Rencke answered on the first ring. “Oh, wow, Mac, is it you?”

“I have a problem I need your help with.”

Rencke always wanted to talk about what was going on in McGarvey’s life, about Audie, about Company gossip, and McGarvey almost always went along. But this time was different. “What do you have, kemo sabe?”

“I’m sending you some photographs,” McGarvey said and he hit the Send button, as the LED timers passed 38:00.

“Okay, got ’em,” Rencke said. “Oh, wow, you’re in the control room of a nuclear power station, and you’re in trouble.”

“Hutchinson Island, Florida,” McGarvey said. “It’s Semtex and an electric fuse, but I’ve never seen timers like these.”

“Not just timers. Probably remote controls too, maybe even monitors listening in to what’s going on,” Rencke said. He sounded out of breath as he usually did when he was excited or worried. “Who’s with you?”

“For now, Chris Strasser, the chief engineer, and Alan Lundgren, who’s been working with me at the NNSA.”

“Okay, I’ll run these downstairs to Jared, get his take. In the meantime I wouldn’t screw around. That shit could blow at any minute and when it does it’ll take out more than a couple of control panels, it’ll take out whoever’s standing in the way.”

“One of those panels initiates a scram if something goes wrong.”

“I see that,” Rencke said. “And I think the other panel looks like coolant controls, and if these people were any good they would have screwed with the remote scram capabilities.”

“Probably from the computer at the monitoring positions. Can you hack into them?”

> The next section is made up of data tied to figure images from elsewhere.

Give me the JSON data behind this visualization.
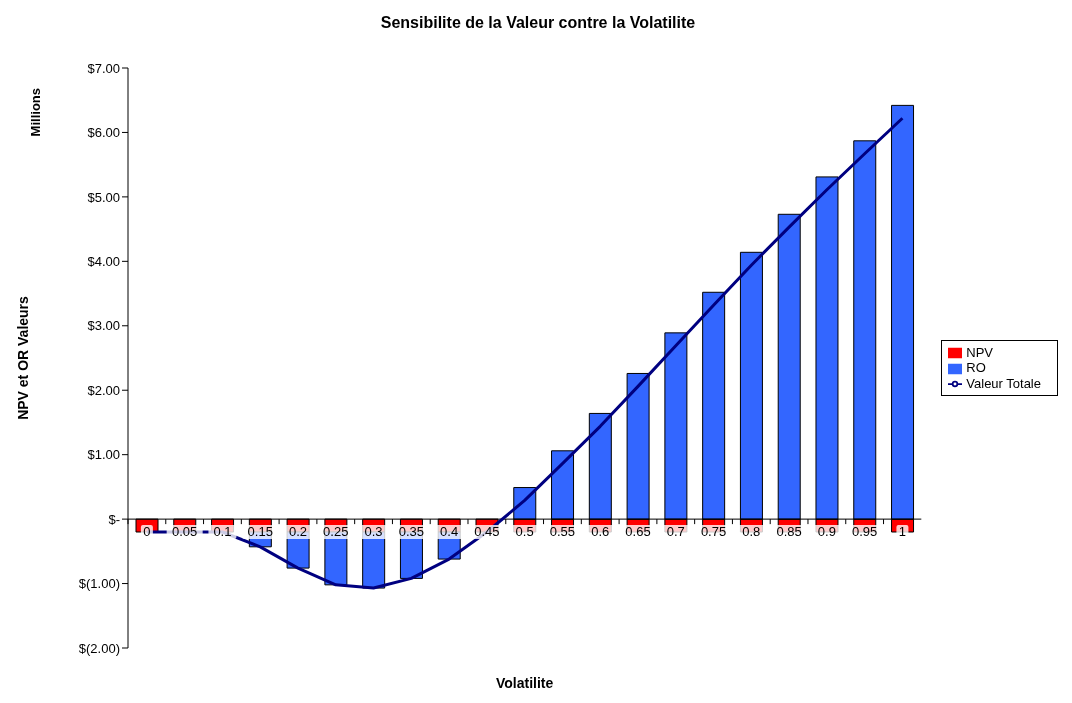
{
  "chart_data": {
    "type": "bar",
    "title": "Sensibilite de la Valeur contre la Volatilite",
    "xlabel": "Volatilite",
    "ylabel": "NPV et OR Valeurs",
    "annotations": [
      "Millions"
    ],
    "categories": [
      "0",
      "0.05",
      "0.1",
      "0.15",
      "0.2",
      "0.25",
      "0.3",
      "0.35",
      "0.4",
      "0.45",
      "0.5",
      "0.55",
      "0.6",
      "0.65",
      "0.7",
      "0.75",
      "0.8",
      "0.85",
      "0.9",
      "0.95",
      "1"
    ],
    "stacked": true,
    "series": [
      {
        "name": "NPV",
        "color": "#ff0000",
        "values": [
          -0.2,
          -0.2,
          -0.2,
          -0.2,
          -0.2,
          -0.2,
          -0.2,
          -0.2,
          -0.2,
          -0.2,
          -0.2,
          -0.2,
          -0.2,
          -0.2,
          -0.2,
          -0.2,
          -0.2,
          -0.2,
          -0.2,
          -0.2,
          -0.2
        ]
      },
      {
        "name": "RO",
        "color": "#3366ff",
        "values": [
          0,
          0,
          0,
          -0.23,
          -0.56,
          -0.82,
          -0.87,
          -0.72,
          -0.42,
          0,
          0.49,
          1.06,
          1.64,
          2.26,
          2.89,
          3.52,
          4.14,
          4.73,
          5.31,
          5.87,
          6.42
        ]
      },
      {
        "name": "Valeur Totale",
        "type": "line",
        "color": "#000080",
        "values": [
          -0.2,
          -0.2,
          -0.2,
          -0.43,
          -0.76,
          -1.02,
          -1.07,
          -0.92,
          -0.62,
          -0.2,
          0.29,
          0.86,
          1.44,
          2.06,
          2.69,
          3.32,
          3.94,
          4.53,
          5.11,
          5.67,
          6.22
        ]
      }
    ],
    "ylim": [
      -2,
      7
    ],
    "yticks": [
      {
        "value": -2,
        "label": "$(2.00)"
      },
      {
        "value": -1,
        "label": "$(1.00)"
      },
      {
        "value": 0,
        "label": "$-"
      },
      {
        "value": 1,
        "label": "$1.00"
      },
      {
        "value": 2,
        "label": "$2.00"
      },
      {
        "value": 3,
        "label": "$3.00"
      },
      {
        "value": 4,
        "label": "$4.00"
      },
      {
        "value": 5,
        "label": "$5.00"
      },
      {
        "value": 6,
        "label": "$6.00"
      },
      {
        "value": 7,
        "label": "$7.00"
      }
    ],
    "grid": false,
    "legend": "right",
    "marker": "none",
    "line_style": "solid"
  }
}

“Nada. It’s a closed system, they’re not online,” Rencke said. “I’ll get back to you in the next couple of minutes.”

“We don’t have a lot of time.”

“I see that,” Rencke said, and the connection was cut.

SEVENTEEN

The LED counters passed 33:00.

McGarvey went around the control console for reactor two and watched over Strasser’s shoulder as the engineer tried to figure out what had been done to his system. But he was a nuclear engineer, not a computer systems or programs expert.

“We’re running out of time,” McGarvey said, and Strasser looked up at him and shook his head.